Queria apresentá-lo à
família, agora que haviam acertado um giro pela Europa, naturalmente bancado
por ela. O Alfredinho se esquivou: detestava parentes e tinha lá suas boas
razões. Antes da viagem, renovou o seu
guarda roupa. Afinal, confidenciou a Ester, que o acompanhou às compras (e pagou) , iriam de navio, na primeira
classe, e ele precisava se mostrar vestido à altura.
O problema básico do malandro era conseguir
algum dinheiro em espécie. A Isolina era
mais crédula e caíra no conto do carro.
Não lhe ocorria no momento outro plano que fosse tão rentável e seguro. Daria o bote quando voltassem da Europa.
A viagem transcorreu
bem. Alfredinho se muniu do habitual
estoque de Viagra para essas ocasiões e baixou uns vídeos eróticos no celular. Ester
estranhava as demoras dele no banheiro da suíte antes de irem para a cama, mas
o Don Juan se justificava que queria estar limpinho e barbeado para ela.
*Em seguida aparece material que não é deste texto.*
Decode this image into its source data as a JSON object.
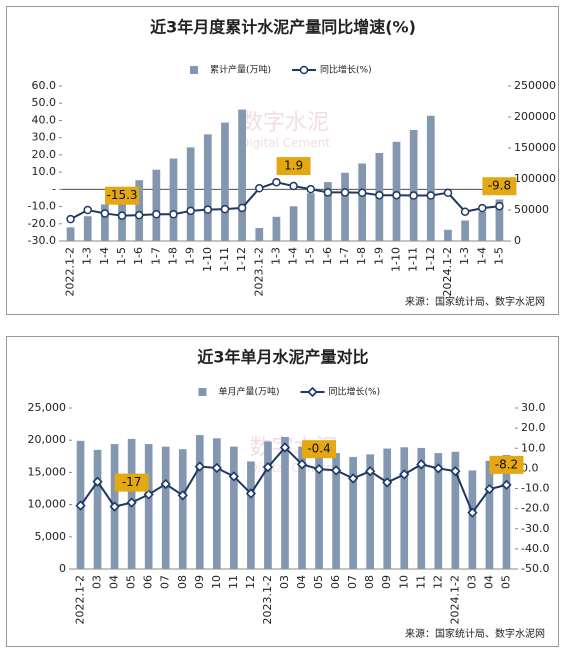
{
  "charts": [
    {
      "type": "combo",
      "title": "近3年月度累计水泥产量同比增速(%)",
      "categories": [
        "2022.1-2",
        "1-3",
        "1-4",
        "1-5",
        "1-6",
        "1-7",
        "1-8",
        "1-9",
        "1-10",
        "1-11",
        "1-12",
        "2023.1-2",
        "1-3",
        "1-4",
        "1-5",
        "1-6",
        "1-7",
        "1-8",
        "1-9",
        "1-10",
        "1-11",
        "1-12",
        "2024.1-2",
        "1-3",
        "1-4",
        "1-5"
      ],
      "series": [
        {
          "name": "累计产量(万吨)",
          "type": "bar",
          "axis": "y2",
          "color": "#8497b0",
          "values": [
            22000,
            40000,
            59000,
            78000,
            98000,
            115000,
            133000,
            151000,
            172000,
            191000,
            212000,
            21000,
            39000,
            56000,
            77000,
            95000,
            110000,
            125000,
            142000,
            160000,
            179000,
            202000,
            18000,
            33000,
            47000,
            67000
          ]
        },
        {
          "name": "同比增长(%)",
          "type": "line",
          "color": "#1f3864",
          "marker": "circle",
          "values": [
            -17.3,
            -12.0,
            -14.0,
            -15.3,
            -15.0,
            -14.5,
            -14.5,
            -12.5,
            -11.8,
            -11.5,
            -10.8,
            0.6,
            4.1,
            1.9,
            0.1,
            -1.8,
            -1.8,
            -2.0,
            -3.4,
            -3.4,
            -3.6,
            -3.6,
            -2.0,
            -13.0,
            -10.9,
            -9.8
          ],
          "value_labels": [
            null,
            null,
            null,
            "-15.3",
            null,
            null,
            null,
            null,
            null,
            null,
            null,
            null,
            null,
            "1.9",
            null,
            null,
            null,
            null,
            null,
            null,
            null,
            null,
            null,
            null,
            null,
            "-9.8"
          ]
        }
      ],
      "ylim": [
        -30,
        60
      ],
      "yticks": [
        {
          "value": -30,
          "label": "-30.0"
        },
        {
          "value": -20,
          "label": "-20.0"
        },
        {
          "value": -10,
          "label": "-10.0"
        },
        {
          "value": 0,
          "label": "-"
        },
        {
          "value": 10,
          "label": "10.0"
        },
        {
          "value": 20,
          "label": "20.0"
        },
        {
          "value": 30,
          "label": "30.0"
        },
        {
          "value": 40,
          "label": "40.0"
        },
        {
          "value": 50,
          "label": "50.0"
        },
        {
          "value": 60,
          "label": "60.0"
        }
      ],
      "y2lim": [
        0,
        250000
      ],
      "y2ticks": [
        0,
        50000,
        100000,
        150000,
        200000,
        250000
      ],
      "zero_line": true,
      "legend": "top",
      "watermark": [
        "数字水泥",
        "Digital Cement"
      ],
      "source": "来源：国家统计局、数字水泥网"
    },
    {
      "type": "combo",
      "title": "近3年单月水泥产量对比",
      "categories": [
        "2022.1-2",
        "03",
        "04",
        "05",
        "06",
        "07",
        "08",
        "09",
        "10",
        "11",
        "12",
        "2023.1-2",
        "03",
        "04",
        "05",
        "06",
        "07",
        "08",
        "09",
        "10",
        "11",
        "12",
        "2024.1-2",
        "03",
        "04",
        "05"
      ],
      "series": [
        {
          "name": "单月产量(万吨)",
          "type": "bar",
          "color": "#8497b0",
          "values": [
            19900,
            18500,
            19400,
            20200,
            19400,
            19000,
            18600,
            20800,
            20300,
            19000,
            16700,
            19800,
            20500,
            19000,
            19000,
            18000,
            17400,
            17800,
            18700,
            18900,
            18800,
            18000,
            18200,
            15300,
            16800,
            17700
          ]
        },
        {
          "name": "同比增长(%)",
          "type": "line",
          "axis": "y2",
          "color": "#1f3864",
          "marker": "diamond",
          "values": [
            -18.5,
            -6.6,
            -19.0,
            -17.0,
            -13.0,
            -7.8,
            -13.4,
            0.9,
            0.2,
            -4.0,
            -12.5,
            0.6,
            10.4,
            2.0,
            -0.4,
            -1.0,
            -5.0,
            -1.4,
            -7.0,
            -3.0,
            2.0,
            0.0,
            -1.4,
            -22.0,
            -10.3,
            -8.2
          ],
          "value_labels": [
            null,
            null,
            null,
            "-17",
            null,
            null,
            null,
            null,
            null,
            null,
            null,
            null,
            null,
            null,
            "-0.4",
            null,
            null,
            null,
            null,
            null,
            null,
            null,
            null,
            null,
            null,
            "-8.2"
          ]
        }
      ],
      "ylim": [
        0,
        25000
      ],
      "yticks": [
        0,
        {
          "value": 5000,
          "label": "5,000"
        },
        {
          "value": 10000,
          "label": "10,000"
        },
        {
          "value": 15000,
          "label": "15,000"
        },
        {
          "value": 20000,
          "label": "20,000"
        },
        {
          "value": 25000,
          "label": "25,000"
        }
      ],
      "y2lim": [
        -50,
        30
      ],
      "y2ticks": [
        {
          "value": -50,
          "label": "-50.0"
        },
        {
          "value": -40,
          "label": "-40.0"
        },
        {
          "value": -30,
          "label": "-30.0"
        },
        {
          "value": -20,
          "label": "-20.0"
        },
        {
          "value": -10,
          "label": "-10.0"
        },
        {
          "value": 0,
          "label": "0.0"
        },
        {
          "value": 10,
          "label": "10.0"
        },
        {
          "value": 20,
          "label": "20.0"
        },
        {
          "value": 30,
          "label": "30.0"
        }
      ],
      "zero_line": false,
      "legend": "top",
      "watermark": [
        "数字水泥",
        "Digital Cement"
      ],
      "source": "来源：国家统计局、数字水泥网"
    }
  ]
}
Voltaram de avião. Alfredo maquinando o golpe do carro para
quando chegassem a São Paulo. Não chegou
a aplicá-lo. Logo na área de desembarque dois policiais à paisana o esperavam. Alfredinho tivera muito azar. Uma das filhas
de Ester era amiga da filha da Isolina, que,
mesmo envergonhada, decidira dar
queixa do golpe do gigolô.
Alfredo amargou um mês
de cadeia. Não tinha dinheiro nem para o advogado mais barato. Só lhe sobraram as roupas novas que poderia usar em um novo golpe. Higienópolis? Nunca mais!